Can artificial intelligence predict a child’s future based on data? A large-scale study by Princeton University shows that no machine learning algorithm is capable of such a feat.
For many years, the social sciences have been used by governments around the world to try to predict how their decisions may affect society and affect parameters such as employment or the crime rate. The goal is to understand how different factors can change an individual’s destiny.
Over the past few years, however, governments have increasingly turned to machine learning to make such predictions. AI is supposedly capable of processing much more data, and therefore of offering more precise results.
For example, algorithms are used to predict the likelihood that a criminal will re-offend or that a child will be abused. However, a study recently published in the Proceedings of the National Academy of Sciences tends to show that Machine Learning is not so effective for such an application.
As part of this study, three sociologists at Princeton University asked hundreds of researchers to predict six future opportunities for children, parents, and households based on 13,000 data points from 4,000. Family. However, none of the researchers managed to make a correct prediction either via statistics or via Machine Learning.
The data came from a 15-year sociological study called “ Fragile Families and Child Wellbeing Study ” by Princeton University. The purpose of this study was to understand how the lives of children born to unmarried parents would turn out over the long term. Participating families were randomly selected from children born in large American cities in the year 2000. Additional data were collected when the children were 1, 3, 5, 9 and 15 years old.
As part of this new study on the effectiveness of AI, the participating researchers were asked to make six predictions about the future of these children: notably their grades in school, their attendance, or even the level of poverty of their homes. Of course, participants only received part of the data and had to try to predict the next.
The data provided was used to train the algorithms. Several hundred researchers, computer scientists, statisticians and sociologists participated for 5 months. Their results were then evaluated by the organizers through a comparison with the actual data. No participant was able to predict the true future of these children based on the data, regardless of the algorithm used.

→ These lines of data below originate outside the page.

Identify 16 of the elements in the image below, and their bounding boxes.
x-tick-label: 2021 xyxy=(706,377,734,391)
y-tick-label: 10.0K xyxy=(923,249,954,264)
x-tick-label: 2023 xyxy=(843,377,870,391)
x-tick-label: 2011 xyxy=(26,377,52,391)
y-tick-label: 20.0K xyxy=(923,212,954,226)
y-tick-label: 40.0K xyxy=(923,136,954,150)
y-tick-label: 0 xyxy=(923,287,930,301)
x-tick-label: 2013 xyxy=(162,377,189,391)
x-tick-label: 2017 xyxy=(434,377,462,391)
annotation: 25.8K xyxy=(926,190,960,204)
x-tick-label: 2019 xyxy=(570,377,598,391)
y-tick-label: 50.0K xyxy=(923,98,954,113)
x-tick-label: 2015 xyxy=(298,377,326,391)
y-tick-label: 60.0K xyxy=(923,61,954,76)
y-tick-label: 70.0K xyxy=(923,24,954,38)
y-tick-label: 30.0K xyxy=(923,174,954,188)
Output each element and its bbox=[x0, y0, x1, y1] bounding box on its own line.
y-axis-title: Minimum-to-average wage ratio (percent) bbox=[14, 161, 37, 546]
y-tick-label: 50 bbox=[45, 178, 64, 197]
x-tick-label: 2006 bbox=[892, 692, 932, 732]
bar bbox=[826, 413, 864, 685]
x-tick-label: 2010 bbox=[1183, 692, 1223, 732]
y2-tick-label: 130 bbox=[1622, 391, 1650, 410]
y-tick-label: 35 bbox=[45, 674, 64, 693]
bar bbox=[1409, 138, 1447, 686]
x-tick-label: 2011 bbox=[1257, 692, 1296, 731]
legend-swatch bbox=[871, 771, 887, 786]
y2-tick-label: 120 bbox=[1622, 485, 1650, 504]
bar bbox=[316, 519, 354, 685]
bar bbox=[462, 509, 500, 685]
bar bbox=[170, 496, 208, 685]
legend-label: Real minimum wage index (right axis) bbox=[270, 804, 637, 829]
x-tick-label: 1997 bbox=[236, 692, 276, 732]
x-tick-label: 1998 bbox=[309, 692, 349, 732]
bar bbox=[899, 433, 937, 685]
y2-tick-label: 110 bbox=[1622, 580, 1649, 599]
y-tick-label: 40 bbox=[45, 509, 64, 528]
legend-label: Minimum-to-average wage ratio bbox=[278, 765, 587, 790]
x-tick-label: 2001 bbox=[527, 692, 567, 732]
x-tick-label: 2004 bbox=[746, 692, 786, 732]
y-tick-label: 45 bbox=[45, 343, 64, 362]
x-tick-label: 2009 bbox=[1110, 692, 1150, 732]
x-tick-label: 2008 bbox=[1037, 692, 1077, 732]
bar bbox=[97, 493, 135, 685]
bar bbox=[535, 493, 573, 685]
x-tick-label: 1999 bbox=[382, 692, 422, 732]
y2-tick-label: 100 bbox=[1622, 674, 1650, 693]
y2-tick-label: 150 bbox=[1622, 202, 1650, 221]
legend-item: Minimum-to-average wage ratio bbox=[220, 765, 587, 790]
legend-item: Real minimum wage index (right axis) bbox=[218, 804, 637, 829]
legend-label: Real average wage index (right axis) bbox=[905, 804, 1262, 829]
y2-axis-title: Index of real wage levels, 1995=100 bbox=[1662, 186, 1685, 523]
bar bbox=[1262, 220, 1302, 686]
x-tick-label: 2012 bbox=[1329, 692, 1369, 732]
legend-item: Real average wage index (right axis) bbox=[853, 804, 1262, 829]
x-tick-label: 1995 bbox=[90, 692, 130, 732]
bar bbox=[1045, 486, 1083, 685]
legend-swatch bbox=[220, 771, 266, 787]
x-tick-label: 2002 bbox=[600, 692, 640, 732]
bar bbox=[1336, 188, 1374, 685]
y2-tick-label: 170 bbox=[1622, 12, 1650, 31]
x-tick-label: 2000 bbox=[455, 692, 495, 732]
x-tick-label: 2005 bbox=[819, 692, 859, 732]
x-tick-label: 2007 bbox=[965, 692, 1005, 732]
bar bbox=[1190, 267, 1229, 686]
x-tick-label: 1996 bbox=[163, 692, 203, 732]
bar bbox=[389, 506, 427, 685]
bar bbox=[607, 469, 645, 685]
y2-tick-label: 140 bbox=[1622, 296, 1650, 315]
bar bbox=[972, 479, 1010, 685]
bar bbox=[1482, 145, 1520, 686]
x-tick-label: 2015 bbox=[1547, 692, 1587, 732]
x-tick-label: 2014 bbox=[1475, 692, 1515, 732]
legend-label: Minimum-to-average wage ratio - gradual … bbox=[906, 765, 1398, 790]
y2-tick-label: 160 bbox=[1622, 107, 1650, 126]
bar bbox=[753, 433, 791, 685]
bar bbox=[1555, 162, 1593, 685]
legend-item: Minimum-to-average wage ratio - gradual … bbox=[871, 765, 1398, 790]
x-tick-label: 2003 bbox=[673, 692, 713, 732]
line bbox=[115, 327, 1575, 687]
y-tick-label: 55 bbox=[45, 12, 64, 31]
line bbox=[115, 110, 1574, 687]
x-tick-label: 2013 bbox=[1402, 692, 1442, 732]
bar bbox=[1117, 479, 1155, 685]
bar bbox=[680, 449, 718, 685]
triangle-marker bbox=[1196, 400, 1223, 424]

According to Alice Xiang, a researcher with the Partnership on IA organization, “this study shows that machine learning tools are simply not magic”. It is not a surprise in his eyes. Indeed, even the most precise algorithms deployed in justice systems cannot exceed a precision of 60 to 70% concerning the prediction of recidivism.
In conclusion, the future of a child is never traced and no algorithm can accurately predict it even with all the data available. It is a message of hope, but it also proves that it can be dangerous to trust Machine Learning to respond to social problems.